Prabhakar Ragde wrote:
main n = print . sum . map read . take n . reverse . lines =<< getContents Could someone describe succinctly how to compute the space complexity of this program, if there are m lines of input and m >> n? Many thanks. --PR
Good point :) Felipe Lessa wrote:
main n = print . sum . map read . head . dropWhile (not . null . drop n) . tails . lines =<< getContents
where I changed (take n . reverse) to (head . dropWhile (not . null . drop n) . tails). Yes, I cheated, I'm using Data.List =). With this version you keep only n lines in memory at any moment, so it has space complexity of O(n).
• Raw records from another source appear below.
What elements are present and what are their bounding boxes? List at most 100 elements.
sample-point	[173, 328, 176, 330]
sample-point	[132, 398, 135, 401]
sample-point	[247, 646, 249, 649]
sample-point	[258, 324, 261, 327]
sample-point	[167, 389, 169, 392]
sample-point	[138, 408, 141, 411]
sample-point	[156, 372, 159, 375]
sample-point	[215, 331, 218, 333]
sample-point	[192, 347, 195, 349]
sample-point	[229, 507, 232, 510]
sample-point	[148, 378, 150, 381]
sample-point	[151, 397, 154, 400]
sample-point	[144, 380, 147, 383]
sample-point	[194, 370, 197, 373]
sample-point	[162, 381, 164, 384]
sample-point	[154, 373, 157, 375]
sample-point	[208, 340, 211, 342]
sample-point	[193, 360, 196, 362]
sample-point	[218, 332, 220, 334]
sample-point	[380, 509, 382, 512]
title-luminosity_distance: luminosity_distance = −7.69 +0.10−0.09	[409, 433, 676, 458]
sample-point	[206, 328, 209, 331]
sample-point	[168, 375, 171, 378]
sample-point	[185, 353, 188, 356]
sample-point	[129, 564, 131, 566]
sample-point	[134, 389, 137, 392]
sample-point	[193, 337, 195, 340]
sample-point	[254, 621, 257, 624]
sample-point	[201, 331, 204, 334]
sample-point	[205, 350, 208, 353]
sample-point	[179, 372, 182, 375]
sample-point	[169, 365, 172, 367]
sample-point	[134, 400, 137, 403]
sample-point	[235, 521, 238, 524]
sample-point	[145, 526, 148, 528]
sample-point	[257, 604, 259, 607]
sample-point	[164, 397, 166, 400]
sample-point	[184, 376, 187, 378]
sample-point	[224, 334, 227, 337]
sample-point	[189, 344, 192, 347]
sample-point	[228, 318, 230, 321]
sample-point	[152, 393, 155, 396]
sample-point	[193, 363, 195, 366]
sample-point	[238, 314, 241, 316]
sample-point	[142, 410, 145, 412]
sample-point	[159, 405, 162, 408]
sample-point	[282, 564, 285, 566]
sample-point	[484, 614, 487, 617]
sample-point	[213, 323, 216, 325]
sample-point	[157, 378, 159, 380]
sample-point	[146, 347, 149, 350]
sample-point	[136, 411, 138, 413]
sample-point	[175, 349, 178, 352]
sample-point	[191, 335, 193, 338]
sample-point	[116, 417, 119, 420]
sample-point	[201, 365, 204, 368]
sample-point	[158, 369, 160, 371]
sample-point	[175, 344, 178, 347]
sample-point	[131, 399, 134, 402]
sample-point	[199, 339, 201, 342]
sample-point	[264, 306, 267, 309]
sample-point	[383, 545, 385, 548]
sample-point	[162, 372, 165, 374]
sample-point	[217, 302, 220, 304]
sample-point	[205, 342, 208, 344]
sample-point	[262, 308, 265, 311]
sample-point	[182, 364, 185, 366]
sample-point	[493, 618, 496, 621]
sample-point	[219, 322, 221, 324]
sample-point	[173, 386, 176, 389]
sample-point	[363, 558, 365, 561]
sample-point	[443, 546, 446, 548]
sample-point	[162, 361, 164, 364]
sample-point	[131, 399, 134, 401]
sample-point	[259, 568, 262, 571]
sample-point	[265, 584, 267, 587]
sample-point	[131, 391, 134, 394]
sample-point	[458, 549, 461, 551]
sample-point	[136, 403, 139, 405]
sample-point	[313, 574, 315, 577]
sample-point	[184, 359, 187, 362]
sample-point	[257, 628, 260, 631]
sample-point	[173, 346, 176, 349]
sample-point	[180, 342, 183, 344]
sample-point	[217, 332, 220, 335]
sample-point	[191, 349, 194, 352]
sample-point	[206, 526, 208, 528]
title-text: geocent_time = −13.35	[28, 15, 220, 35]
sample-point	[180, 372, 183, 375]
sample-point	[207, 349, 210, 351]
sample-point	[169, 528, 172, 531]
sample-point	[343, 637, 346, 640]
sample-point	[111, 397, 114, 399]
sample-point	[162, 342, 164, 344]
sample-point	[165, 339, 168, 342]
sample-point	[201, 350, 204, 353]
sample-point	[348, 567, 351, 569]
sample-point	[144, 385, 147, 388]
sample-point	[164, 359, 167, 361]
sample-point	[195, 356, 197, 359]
Yes, this has O(n) space complexity since dropWhile can discard the dropped elements. Unfortunately, we now have O(m*n) time complexity since drop n is executed for every list element. Of course, the solution is to first drop n elements and then take tails instead of dropping n elements every time. map (drop n) . tails = tails . drop n O(m*n) O(m) With this, we can write a function that returns the last n elements of a list in O(m) time and O(n) space as lasts :: Int -> [a] -> [a] lasts n xs = head $ [x | (x,[]) <- zip (tails xs) (tails $ drop n xs)] and use it as a drop-in replacement main n = print . sum . map read . lasts n . lines =<< getContents Regards, apfelmus PS: The implementation of lasts n in my original version would be lasts n = reverse . take n . reverse But thanks to map f . reverse = reverse . map f sum . reverse = sum we can leave out one reverse.